Defendants cite MCL 600.6303, which is inapplicable here because this is not a personal-injury action. Furthermore, I note that all the cases relied on by defendants are breach-of-contract cases. As such, the cases are inapposite. It is undisputed that plaintiff did not have an employment contract. Rather, a whistleblower claim is analogous to claims under antiretaliation provisions of other employment-discrimination statutes, such as statutes protecting handicapped persons from discrimination. Silberstein v. Pro-Golf of America, Inc., 278 Mich.App. 446, 453, 750 N.W.2d 615 (2008).

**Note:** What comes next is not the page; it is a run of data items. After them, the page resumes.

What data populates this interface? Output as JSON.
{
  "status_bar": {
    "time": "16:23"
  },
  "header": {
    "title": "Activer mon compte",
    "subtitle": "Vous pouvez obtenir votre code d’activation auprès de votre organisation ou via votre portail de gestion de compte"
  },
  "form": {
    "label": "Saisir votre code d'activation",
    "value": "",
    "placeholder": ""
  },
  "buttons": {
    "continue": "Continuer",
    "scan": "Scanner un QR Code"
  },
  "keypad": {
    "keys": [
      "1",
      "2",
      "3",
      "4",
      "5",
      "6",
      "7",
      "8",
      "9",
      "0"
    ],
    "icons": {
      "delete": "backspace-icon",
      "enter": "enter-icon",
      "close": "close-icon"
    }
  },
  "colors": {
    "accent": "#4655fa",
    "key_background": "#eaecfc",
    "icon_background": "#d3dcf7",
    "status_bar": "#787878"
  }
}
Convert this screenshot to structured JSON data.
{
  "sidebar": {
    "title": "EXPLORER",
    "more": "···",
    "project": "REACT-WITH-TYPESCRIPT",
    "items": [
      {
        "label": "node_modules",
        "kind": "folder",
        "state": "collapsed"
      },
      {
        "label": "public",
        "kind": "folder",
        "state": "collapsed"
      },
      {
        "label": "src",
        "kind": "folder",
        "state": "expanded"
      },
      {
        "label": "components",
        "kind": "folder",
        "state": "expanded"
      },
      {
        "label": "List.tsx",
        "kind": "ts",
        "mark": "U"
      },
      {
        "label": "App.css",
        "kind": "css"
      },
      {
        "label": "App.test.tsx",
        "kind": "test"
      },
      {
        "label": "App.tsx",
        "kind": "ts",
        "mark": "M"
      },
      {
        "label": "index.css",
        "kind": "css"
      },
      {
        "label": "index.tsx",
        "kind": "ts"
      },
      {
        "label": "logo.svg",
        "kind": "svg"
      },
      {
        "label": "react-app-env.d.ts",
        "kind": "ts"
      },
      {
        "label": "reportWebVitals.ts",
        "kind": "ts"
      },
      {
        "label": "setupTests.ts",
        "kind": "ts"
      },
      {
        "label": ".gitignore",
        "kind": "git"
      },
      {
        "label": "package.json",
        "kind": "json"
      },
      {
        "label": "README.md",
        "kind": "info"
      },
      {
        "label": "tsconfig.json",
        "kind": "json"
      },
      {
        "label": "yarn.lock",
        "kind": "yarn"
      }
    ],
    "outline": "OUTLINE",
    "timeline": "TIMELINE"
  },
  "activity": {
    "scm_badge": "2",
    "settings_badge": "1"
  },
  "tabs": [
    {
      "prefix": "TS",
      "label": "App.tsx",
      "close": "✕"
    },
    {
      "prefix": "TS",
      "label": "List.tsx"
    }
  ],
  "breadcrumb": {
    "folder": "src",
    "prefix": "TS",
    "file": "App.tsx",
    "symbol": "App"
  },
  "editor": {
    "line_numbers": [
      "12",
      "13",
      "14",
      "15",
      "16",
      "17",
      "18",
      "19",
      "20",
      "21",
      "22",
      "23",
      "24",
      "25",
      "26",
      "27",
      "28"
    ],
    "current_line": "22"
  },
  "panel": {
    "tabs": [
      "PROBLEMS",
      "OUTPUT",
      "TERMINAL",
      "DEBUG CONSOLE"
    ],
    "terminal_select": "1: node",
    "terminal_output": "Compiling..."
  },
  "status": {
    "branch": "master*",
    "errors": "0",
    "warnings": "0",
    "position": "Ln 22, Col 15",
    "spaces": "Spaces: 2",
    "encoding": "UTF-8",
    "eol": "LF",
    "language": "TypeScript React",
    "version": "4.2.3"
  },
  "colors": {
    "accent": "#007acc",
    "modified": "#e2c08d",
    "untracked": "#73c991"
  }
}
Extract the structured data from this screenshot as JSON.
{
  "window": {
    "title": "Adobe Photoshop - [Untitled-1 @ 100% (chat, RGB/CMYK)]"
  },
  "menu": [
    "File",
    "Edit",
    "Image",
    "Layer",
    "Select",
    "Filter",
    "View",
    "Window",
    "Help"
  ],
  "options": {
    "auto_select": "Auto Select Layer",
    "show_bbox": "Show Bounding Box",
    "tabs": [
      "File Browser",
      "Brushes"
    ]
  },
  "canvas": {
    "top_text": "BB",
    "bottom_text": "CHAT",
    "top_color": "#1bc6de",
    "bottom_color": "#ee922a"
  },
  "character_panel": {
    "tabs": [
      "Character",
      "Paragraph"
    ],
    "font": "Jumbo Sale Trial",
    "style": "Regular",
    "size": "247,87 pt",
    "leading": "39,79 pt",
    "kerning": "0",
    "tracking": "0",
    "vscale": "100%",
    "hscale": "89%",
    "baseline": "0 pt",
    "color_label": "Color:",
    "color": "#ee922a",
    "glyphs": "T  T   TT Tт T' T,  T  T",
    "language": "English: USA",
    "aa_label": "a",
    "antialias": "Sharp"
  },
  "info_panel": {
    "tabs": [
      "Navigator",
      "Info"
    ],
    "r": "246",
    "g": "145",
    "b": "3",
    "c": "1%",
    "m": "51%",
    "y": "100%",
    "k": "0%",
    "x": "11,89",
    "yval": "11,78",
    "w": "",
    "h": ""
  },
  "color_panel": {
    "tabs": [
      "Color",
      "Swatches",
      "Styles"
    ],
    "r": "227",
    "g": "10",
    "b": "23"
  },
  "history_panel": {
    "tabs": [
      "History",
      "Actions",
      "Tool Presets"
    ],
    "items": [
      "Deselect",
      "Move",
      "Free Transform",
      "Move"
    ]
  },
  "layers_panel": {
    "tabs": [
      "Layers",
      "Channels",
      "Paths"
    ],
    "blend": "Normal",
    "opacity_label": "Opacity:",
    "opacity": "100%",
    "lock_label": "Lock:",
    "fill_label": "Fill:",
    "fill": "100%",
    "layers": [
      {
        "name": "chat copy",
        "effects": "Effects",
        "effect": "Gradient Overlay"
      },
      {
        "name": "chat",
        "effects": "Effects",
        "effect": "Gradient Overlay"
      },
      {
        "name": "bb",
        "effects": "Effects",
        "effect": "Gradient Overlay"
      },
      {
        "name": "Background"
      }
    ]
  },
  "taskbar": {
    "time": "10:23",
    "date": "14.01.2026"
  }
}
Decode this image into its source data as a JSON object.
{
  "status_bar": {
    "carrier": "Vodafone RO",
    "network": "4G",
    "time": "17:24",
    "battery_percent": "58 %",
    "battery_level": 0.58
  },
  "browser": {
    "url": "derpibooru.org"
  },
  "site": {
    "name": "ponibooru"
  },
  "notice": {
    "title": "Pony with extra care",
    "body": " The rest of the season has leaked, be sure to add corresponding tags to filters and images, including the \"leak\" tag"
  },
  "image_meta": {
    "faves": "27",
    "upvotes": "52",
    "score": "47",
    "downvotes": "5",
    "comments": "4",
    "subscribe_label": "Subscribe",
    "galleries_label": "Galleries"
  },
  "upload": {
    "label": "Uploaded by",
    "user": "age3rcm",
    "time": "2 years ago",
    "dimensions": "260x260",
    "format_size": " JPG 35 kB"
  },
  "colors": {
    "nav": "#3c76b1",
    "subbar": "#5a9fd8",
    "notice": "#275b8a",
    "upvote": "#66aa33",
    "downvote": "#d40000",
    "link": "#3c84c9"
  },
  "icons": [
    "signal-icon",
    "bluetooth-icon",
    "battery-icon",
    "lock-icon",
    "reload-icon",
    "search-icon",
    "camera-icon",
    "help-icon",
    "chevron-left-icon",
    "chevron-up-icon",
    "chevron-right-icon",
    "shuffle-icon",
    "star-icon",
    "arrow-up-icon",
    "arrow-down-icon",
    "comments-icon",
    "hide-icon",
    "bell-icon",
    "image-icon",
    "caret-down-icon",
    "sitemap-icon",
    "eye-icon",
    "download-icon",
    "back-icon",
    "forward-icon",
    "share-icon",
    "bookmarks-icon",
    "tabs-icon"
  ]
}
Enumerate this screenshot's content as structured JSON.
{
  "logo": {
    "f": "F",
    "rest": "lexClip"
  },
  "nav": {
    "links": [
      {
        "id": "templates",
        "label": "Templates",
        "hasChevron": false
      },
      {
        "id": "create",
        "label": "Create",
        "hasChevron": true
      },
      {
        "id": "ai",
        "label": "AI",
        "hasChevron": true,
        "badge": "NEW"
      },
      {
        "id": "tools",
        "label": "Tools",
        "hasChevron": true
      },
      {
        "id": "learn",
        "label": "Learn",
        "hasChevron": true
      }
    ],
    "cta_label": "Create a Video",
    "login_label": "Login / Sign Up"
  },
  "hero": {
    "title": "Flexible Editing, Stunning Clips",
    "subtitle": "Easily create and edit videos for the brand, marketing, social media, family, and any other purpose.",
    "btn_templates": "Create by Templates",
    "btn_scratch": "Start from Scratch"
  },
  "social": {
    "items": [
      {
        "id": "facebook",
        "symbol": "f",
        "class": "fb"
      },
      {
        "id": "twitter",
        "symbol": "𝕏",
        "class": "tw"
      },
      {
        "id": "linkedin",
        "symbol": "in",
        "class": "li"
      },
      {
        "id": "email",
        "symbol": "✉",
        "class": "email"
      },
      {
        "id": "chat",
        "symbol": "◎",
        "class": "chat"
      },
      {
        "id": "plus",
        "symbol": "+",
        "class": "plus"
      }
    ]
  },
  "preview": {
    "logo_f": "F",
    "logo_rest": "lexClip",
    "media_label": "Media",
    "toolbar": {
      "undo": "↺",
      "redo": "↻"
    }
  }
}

Plaintiff relies on Hamlin v. Flint Charter Twp., 165 F.3d 426 (C.A.6, 1999), and I find Hamlin persuasive. In Hamlin, a handicapped-person discrimination case, the United States Court of Appeals for the Sixth Circuit held that, in general, pension payments from a collateral source should not be deducted from the damage award. Id. at 433-435. Because the victim, rather than the perpetrator, of discrimination should profit, payments from a collateral source should not be deducted from the award. Id. at 433-434. The court reasoned that "[a]pplying the collateral source rule in the employment discrimination context prevents the discriminatory employer from avoiding liability and experiencing a windfall, and also promotes the deterrence functions of discrimination statutes." Id. at 434.
Plaintiff argues that this Court should reverse the trial court's decision that the city is entitled to a setoff. But because plaintiff did not cross-appeal, such relief cannot be granted. See Barnell v. Taubman Co., Inc., 203 Mich.App. 110, 123, 512 N.W.2d 13 (1993).
I would affirm the trial court's order awarding judgment to plaintiff.